Asian Stocks Post First Monthly Retreat Since August

Asia’s benchmark stock index posted the first monthly loss since August as GrainCorp Ltd. (GNC) plunged by a record after the Australian government rejected a takeover bid by a foreign rival.

GrainCorp plummeted 22 percent after the government rejected U.S.-based Archer-Daniels-Midland Co.’s planned A$2.2 billion ($2 billion) takeover of the crop handler, saying it was not in the national interest. Panasonic Corp. lost 2.1 percent as Japan’s Nikkei 225 Stock Average fell from a six-year high. Ryoyo Electro Corp. (8068) surged 9.4 percent in Tokyo after the semiconductor-component maker said profit rose.

The MSCI Asia Pacific Index rose 0.1 percent to 142.01 at 9:05 p.m. in Hong Kong. Trading volume has slumped in the past two months after prices surged 6.4 percent in September. More than $8 trillion has been added to the value of global equities this year, the biggest increase since 2009, as central banks took steps to shore up economies worldwide.

“I would expect trading movements to follow fund managers book dressings rather than any specific news,” Evan Lucas, Melbourne-based market strategist at IG Ltd., said in an e-mail. “The fact volumes remain subdued in the fourth quarter and we are approaching seasonality issues with holidays etc., price moves are likely to be thin and easily corrected if they look overdone.”

The Asia-Pacific index jumped 9.8 percent this year, while falling 0.2 percent in November and rising 0.6 percent this week. It traded at 14 times estimated earnings, the highest since May, according to data compiled by Bloomberg. That compares with 16.3 on the Standard & Poor’s 500 Index yesterday and 15.2 for the Stoxx Europe 600 Index.

Japan Inflation

Japan’s Topix index fell 0.2 percent after a measure of inflation in October rose by the most in 15 years, while a gauge of industrial production missed analyst forecasts. The Nikkei 225 slipped 0.4 percent as Panasonic lost 2.1 percent to 1,175 yen. The measure rose 1.8 percent yesterday to the highest closing level since December 2007.

Consumer prices excluding energy and fresh food rose the most since 1998, in a sign Prime Minister Shinzo Abe is making progress in stamping out deflation. A measure of industrial production growth rose 0.5 percent in October, compared with a 1.3 percent gain in September and the 2 percent expected by analysts surveyed by Bloomberg.

Regional Gauges

Hong Kong’s Hang Seng Index gained 0.4 percent to close at its highest since April 2011, while China’s Shanghai Composite rose 0.1 percent. Taiwan’s Taiex index rose 0.5 percent and Singapore’s Straits Times Index fell 0.3 percent. New Zealand’s NZX 50 Index sank 0.3 percent and South Korea’s Kospi index was little changed. Australia’s S&P/ASX 200 Index slid 0.3 percent. India’s S&P BSE Sensex Index jumped 1.3 percent.

Futures on the S&P 500 rose 0.2 percent after the index closed at a record on Nov. 27. U.S. exchanges were closed yesterday for the Thanksgiving holiday.

Bank of Japan Governor Haruhiko Kuroda helped drive a 47 percent surge in Japan’s Topix this year by maintaining monetary easing as he and Prime Minister Abe sought to jolt the nation out of 15 years of deflation. The Topix is the best performing of 24 developed markets tracked by Bloomberg, on course for its biggest annual advance since 1999.

Hong Kong’s Hang Seng Index yesterday rose past 24,000 for the first time since April 2011, before declining 0.1 percent at the close.
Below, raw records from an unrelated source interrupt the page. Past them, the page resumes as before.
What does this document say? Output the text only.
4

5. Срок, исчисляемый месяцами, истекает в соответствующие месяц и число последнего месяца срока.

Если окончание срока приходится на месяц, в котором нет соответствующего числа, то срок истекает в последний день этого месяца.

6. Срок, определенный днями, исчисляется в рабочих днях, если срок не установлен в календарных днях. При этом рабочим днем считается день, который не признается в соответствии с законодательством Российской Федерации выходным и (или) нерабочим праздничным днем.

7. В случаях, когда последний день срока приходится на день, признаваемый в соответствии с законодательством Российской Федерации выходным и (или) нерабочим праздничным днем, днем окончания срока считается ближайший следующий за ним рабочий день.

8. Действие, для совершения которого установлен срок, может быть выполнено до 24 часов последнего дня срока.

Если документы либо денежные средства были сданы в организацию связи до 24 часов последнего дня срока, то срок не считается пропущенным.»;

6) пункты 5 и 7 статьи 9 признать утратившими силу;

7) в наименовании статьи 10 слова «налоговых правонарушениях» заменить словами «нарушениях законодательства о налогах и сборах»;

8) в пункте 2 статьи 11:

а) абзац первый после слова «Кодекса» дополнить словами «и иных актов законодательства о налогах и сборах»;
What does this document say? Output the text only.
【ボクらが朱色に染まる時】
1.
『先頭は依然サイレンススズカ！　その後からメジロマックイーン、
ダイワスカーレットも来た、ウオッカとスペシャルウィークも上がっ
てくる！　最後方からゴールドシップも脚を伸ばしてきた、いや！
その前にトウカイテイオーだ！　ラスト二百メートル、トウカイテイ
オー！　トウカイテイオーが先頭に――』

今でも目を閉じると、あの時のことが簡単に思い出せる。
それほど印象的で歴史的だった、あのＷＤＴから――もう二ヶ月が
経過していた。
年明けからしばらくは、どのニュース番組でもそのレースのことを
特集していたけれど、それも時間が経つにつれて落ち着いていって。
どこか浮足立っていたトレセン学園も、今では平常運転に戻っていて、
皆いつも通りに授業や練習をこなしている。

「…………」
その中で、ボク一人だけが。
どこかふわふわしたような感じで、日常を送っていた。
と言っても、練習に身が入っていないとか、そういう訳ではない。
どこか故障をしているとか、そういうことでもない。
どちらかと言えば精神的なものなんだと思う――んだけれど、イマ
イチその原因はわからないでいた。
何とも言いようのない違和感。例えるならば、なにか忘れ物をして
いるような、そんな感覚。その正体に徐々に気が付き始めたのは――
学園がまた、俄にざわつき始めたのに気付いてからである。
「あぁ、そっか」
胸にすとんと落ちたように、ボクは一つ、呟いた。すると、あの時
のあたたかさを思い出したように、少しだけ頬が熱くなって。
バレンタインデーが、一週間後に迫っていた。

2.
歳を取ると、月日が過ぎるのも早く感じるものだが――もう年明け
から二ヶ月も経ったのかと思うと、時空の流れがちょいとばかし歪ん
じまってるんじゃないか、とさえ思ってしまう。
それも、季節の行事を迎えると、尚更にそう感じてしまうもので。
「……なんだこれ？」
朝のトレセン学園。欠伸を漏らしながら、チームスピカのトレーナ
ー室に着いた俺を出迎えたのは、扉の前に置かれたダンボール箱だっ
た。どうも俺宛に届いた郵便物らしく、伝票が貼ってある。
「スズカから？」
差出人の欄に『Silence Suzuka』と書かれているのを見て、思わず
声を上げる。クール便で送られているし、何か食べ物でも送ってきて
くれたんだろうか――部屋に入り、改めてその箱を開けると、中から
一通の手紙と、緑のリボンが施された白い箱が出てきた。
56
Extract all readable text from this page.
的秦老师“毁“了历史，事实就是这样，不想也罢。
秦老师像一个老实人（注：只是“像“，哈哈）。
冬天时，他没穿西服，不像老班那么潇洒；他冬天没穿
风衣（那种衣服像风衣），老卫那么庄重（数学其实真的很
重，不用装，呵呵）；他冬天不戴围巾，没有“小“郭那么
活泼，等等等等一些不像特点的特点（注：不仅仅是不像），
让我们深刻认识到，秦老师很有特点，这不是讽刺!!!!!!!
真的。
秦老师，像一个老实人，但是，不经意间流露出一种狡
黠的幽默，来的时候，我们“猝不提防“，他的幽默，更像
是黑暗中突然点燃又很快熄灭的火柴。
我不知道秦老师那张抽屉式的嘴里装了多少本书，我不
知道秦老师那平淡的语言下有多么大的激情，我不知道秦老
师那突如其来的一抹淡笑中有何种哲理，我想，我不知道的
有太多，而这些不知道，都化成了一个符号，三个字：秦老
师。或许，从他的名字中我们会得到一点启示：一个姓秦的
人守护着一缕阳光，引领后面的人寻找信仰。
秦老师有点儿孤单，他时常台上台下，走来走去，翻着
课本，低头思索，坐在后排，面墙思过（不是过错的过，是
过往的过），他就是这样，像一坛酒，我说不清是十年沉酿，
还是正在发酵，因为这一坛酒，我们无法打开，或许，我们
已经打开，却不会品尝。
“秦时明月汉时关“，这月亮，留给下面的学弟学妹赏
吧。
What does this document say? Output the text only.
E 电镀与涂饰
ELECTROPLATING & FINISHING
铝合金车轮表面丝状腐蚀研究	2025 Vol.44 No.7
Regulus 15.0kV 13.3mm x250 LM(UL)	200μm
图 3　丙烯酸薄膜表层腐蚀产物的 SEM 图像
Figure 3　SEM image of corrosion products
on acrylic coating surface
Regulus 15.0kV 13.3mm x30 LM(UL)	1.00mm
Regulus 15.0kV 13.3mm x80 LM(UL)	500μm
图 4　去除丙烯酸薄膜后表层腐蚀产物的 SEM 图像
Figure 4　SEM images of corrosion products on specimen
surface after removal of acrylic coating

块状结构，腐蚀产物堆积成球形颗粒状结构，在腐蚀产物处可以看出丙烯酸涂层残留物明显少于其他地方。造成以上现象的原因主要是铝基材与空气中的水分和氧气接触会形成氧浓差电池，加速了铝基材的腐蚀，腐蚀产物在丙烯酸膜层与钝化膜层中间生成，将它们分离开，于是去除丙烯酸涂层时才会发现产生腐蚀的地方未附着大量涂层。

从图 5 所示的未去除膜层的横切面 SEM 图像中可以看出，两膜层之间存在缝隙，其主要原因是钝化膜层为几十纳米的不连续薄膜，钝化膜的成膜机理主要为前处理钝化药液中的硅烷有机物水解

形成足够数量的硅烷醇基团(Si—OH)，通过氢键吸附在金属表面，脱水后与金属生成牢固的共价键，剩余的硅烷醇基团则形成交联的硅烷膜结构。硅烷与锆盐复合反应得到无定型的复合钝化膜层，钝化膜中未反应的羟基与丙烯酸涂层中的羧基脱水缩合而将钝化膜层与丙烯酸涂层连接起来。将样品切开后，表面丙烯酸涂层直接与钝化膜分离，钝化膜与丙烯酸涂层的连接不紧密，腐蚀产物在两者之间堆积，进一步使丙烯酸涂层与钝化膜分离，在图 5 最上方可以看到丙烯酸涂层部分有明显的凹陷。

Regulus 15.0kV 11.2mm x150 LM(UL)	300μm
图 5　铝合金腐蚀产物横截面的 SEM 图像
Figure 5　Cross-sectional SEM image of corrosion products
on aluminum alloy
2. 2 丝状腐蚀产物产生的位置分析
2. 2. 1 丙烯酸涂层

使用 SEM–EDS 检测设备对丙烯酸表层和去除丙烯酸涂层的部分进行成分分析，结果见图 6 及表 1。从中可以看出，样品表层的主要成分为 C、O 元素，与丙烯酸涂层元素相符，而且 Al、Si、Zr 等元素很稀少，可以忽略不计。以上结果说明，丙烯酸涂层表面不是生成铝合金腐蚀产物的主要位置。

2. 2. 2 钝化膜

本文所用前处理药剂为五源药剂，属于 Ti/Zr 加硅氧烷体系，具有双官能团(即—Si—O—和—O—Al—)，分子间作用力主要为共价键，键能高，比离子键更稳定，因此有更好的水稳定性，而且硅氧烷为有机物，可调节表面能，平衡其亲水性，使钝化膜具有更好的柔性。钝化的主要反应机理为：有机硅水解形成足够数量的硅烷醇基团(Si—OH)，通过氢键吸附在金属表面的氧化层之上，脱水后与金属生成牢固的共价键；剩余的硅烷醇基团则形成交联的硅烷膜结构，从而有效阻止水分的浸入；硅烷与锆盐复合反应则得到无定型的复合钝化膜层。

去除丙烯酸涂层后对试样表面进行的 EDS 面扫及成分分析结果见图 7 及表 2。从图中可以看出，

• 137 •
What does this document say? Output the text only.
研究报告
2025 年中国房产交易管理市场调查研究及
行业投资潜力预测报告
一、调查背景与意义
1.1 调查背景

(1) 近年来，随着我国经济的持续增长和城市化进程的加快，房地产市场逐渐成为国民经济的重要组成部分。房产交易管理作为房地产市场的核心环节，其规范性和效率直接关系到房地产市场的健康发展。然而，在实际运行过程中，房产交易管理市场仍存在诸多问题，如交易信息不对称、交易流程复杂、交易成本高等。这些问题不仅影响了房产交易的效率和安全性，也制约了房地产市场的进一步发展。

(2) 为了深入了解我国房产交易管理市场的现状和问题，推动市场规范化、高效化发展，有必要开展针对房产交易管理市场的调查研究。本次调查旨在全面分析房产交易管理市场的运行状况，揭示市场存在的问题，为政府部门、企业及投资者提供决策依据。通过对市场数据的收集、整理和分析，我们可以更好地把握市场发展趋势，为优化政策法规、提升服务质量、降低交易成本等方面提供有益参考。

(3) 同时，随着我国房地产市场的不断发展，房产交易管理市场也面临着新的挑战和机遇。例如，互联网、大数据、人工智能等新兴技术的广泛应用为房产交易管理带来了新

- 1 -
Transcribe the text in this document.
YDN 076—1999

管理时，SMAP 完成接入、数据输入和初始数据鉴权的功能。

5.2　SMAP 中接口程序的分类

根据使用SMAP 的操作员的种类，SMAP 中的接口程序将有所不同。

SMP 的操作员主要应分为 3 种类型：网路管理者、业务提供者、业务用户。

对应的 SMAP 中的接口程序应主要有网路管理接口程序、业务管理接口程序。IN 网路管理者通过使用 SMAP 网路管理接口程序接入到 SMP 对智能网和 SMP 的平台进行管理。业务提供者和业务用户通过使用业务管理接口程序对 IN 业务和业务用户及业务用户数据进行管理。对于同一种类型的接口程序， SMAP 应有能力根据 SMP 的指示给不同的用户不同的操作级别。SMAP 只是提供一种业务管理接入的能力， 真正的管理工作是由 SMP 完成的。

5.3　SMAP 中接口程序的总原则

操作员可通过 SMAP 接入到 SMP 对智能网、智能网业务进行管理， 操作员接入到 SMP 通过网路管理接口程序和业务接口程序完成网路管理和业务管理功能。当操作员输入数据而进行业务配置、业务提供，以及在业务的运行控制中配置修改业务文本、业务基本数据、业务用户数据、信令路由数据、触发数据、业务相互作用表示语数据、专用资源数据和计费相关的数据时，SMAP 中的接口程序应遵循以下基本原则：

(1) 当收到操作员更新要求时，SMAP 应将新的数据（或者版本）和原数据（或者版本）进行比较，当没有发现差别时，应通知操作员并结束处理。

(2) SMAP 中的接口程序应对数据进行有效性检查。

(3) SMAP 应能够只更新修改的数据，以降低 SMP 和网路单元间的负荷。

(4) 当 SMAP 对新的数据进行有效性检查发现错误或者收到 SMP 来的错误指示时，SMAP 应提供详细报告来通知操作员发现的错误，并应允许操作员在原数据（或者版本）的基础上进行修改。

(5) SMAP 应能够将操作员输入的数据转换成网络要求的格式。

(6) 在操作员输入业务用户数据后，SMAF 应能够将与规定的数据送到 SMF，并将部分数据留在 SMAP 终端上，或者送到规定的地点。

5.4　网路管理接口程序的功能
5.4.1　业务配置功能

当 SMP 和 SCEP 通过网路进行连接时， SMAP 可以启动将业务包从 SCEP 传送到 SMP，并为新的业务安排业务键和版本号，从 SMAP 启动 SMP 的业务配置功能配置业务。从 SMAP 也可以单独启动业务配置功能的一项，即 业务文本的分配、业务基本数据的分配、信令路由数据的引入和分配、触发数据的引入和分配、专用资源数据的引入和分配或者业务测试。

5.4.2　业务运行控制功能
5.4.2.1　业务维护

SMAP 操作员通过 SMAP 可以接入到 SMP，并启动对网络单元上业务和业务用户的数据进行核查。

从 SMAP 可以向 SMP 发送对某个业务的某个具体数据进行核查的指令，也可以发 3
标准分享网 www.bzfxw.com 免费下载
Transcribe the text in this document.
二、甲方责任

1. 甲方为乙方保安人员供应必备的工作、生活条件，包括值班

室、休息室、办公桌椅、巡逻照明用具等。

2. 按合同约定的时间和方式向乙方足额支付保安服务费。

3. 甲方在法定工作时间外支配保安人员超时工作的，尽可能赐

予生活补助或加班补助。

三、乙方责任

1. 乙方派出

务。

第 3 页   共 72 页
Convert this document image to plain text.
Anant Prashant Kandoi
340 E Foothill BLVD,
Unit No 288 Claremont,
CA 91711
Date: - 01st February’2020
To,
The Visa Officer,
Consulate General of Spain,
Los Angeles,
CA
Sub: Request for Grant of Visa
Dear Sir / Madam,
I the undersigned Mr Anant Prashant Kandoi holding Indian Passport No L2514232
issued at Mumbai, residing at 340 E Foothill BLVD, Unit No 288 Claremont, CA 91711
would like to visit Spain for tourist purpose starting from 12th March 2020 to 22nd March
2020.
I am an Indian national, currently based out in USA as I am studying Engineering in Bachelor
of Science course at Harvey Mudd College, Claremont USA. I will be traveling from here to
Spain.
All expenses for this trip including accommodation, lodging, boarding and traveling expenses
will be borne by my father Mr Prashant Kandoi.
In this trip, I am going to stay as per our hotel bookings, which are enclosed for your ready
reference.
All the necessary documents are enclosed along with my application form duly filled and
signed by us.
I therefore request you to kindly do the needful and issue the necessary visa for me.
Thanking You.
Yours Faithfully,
Equities traded in the city will extend their rally on optimism about China’s biggest package of policy changes since the 1990s and a stronger global economy, according to investors from JPMorgan Asset Management to Pictet Asset Management (HK) Ltd.

GrainCorp lost 22 percent to A$8.72, having earlier slumped as much as 26 percent. The bid rejection is the first time a U.S. company has been blocked from buying Australian assets by Treasurer Joe Hockey, according to law firm Minter Ellison. It’s a victory for farm groups and country-based National Party members of the ruling coalition who campaigned against the bid.

Ryoyo Electro surged 9.4 percent to 1,103 yen in Tokyo, the most in two years, after operating profit jumped 86 percent.